New Jersey’s General Fund is used to pay for a variety of projects. The state currently has a surplus of almost a billion dollars. Democrats in the state attribute that to Governor Whitman’s slashing of services, while her fellow Republicans call it responsible government. Whatever the truth, the General Fund almost certainly will be a source of some revenue for the Transportation Fund.

“I’d love to see a tax increase. I wouldn’t care if it was twenty cents a gallon,” said Robert Briant Jr., associate director of New Jersey’s Utility and Transportation Contractors Association. Briant said, however, that he will settle for an increase of five to seven cents a gallon, a number that far exceeds anything political figures would discuss.

Briant pointed to a variety of transportation-related taxes that could be used for the Transportation Fund. “They could use money from the tax on refining petroleum products, or they could use part of the sales tax on new cars,” he said. The associate director also pointed to the $400 million New Jersey will receive from a settlement with the tobacco industry.

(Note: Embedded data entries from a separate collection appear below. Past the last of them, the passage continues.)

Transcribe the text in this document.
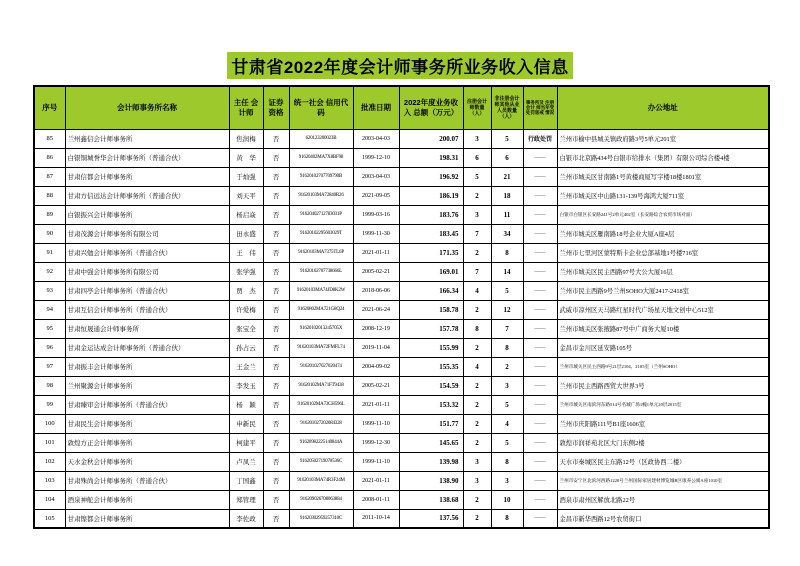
甘肃省2022年度会计师事务所业务收入信息
序号	会计师事务所名称	主任 会计师	证券 资格	统一社会 信用代码	批准日期	2022年度业务收入 总额（万元）	注册会计 师数量 （人）	非注册会计 师其他从业 人员数量 （人）	事务所及 注册会计 师当年受 处罚惩戒 情况	办公地址
85	兰州鑫信会计师事务所	焦润梅	否	620123200023B	2003-04-03	200.07	3	5	行政处罚	兰州市榆中县城关镇政府路3号5单元201室
86	白银铜城誉华会计师事务所（普通合伙）	黄　华	否	91620402MA7X8BF98	1999-12-10	198.31	6	6	——	白银市北京路434号白银市给排水（集团）有限公司综合楼4楼
87	甘肃信都会计师事务所	于灿强	否	91620102707709790B	2003-04-03	196.92	5	21	——	兰州市城关区甘南路1号黄楼商厦写字楼18楼1801室
88	甘肃方信远达会计师事务所（普通合伙）	刘天平	否	91620103MA72840R26	2021-09-05	186.19	2	18	——	兰州市城关区中山路131-139号海鸿大厦711室
89	白银振兴会计师事务所	杨启焱	否	91620402712783031P	1999-03-16	183.76	3	11	——	白银市白银区长安路241号2单元402室（长安路综合农贸市场对面）
90	甘肃茂源会计师事务所有限公司	田永盛	否	91620102295603029T	1999-11-30	183.45	7	34	——	兰州市城关区雁南路18号企业大厦A座4层
91	甘肃兴勉会计师事务所（普通合伙）	王　伟	否	91620103MA7375TL6P	2021-01-11	171.35	2	8	——	兰州市七里河区蒙特斯卡企业总部基地1号楼716室
92	甘肃中强会计师事务所有限公司	张学强	否	91620102707738666L	2005-02-21	169.01	7	14	——	兰州市城关区民主西路97号大公大厦16层
93	甘肃四亭会计师事务所（普通合伙）	贾　杰	否	91620103MA74JD8K2W	2018-06-06	166.34	4	5	——	兰州市民主西路9号兰州SOHO大厦2417-2418室
94	甘肃互信会计师事务所（普通合伙）	许爱梅	否	91620802MA721G8Q24	2021-06-24	158.78	2	12	——	武威市凉州区天马路红星时代广场星天地文创中心512室
95	甘肃恒晟通会计师事务所	张宝全	否	91620102013245705X	2008-12-19	157.78	8	7	——	兰州市城关区张掖路87号中广商务大厦10楼
96	甘肃金运达成会计师事务所（普通合伙）	孙占云	否	91620103MA72FMFL74	2019-11-04	155.99	2	8	——	金昌市金川区延安路105号
97	甘肃振丰会计师事务所	王金兰	否	916201027027020474	2004-09-02	155.35	4	2	——	兰州市城关区民主西路9号21层2104、2105室（兰州SOHO）
98	兰州聚源会计师事务所	李发玉	否	91620102MA71FT9438	2005-02-21	154.59	2	3	——	兰州市民主西路西贸大世界3号
99	甘肃臻审会计师事务所（普通合伙）	杨　颖	否	91620102MA73CH596L	2021-01-11	153.32	2	5	——	兰州市城关区南滨河东路514号名城广场1幢1单元20层2015室
100	甘肃民生会计师事务所	申新民	否	916201027202084328	1999-11-10	151.77	2	4	——	兰州市庆阳路111号B1座1606室
101	敦煌方正会计师事务所	柯建平	否	91620982225140844A	1999-12-30	145.65	2	5	——	敦煌市润祥苑北区大门东侧2楼
102	天水金秋会计师事务所	卢凤兰	否	91620502719070536C	1999-11-10	139.98	3	8	——	天水市秦城区民主东路12号（区政协西二楼）
103	甘肃殊尚会计师事务所（普通合伙）	丁国鑫	否	91620103MA74R3F24M	2021-01-11	138.90	3	3	——	兰州市安宁区北滨河西路1220号兰州国际家居建材博览城B区康养公寓A座1010室
104	酒泉神舵会计师事务所	郑管理	否	916209026708063884	2008-01-11	138.68	2	10	——	酒泉市肃州区解放北路22号
105	甘肃镍都会计师事务所	李佐政	否	91620302959257310C	2011-10-14	137.56	2	8	——	金昌市新华西路12号农贸街口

“The money is absolutely needed. We are drowning in a sea of red ink used to just pay the interest on money the state borrowed in years gone by. Currently 90 percent of the Motor Fuel Tax goes to just paying off the debt service. That’s killing us.” Briant claimed the problem was compounded when the original bonds were extended from 10 to 20 years, further increasing the amount the state would have to repay.

So, all agree something has to be done in the nation’s most densely populated state. The 10 million residents all seem to have cars, and as with California, motor vehicle use is a necessary way of life. New Jersey has few major cities and development homes — as opposed to neighborhood housing — are the rule. That means getting in the car to do just about everything. New Jersey parents have become acclimated to being little more than taxi drivers for their children’s needs whether it is to take them to ballet or soccer practice or just to a friend’s house. New Jersey housewives know that shopping is not available on the corner. The nearest supermarket is a 10- to 15-minute drive away. That, in turn, means a need for more and more roads, more and more repairs and of course, more and more money.

June 30 is the deadline for new legislation to put money in the Transportation Fund, and the clock is ticking. The construction industry is watching with crossed fingers.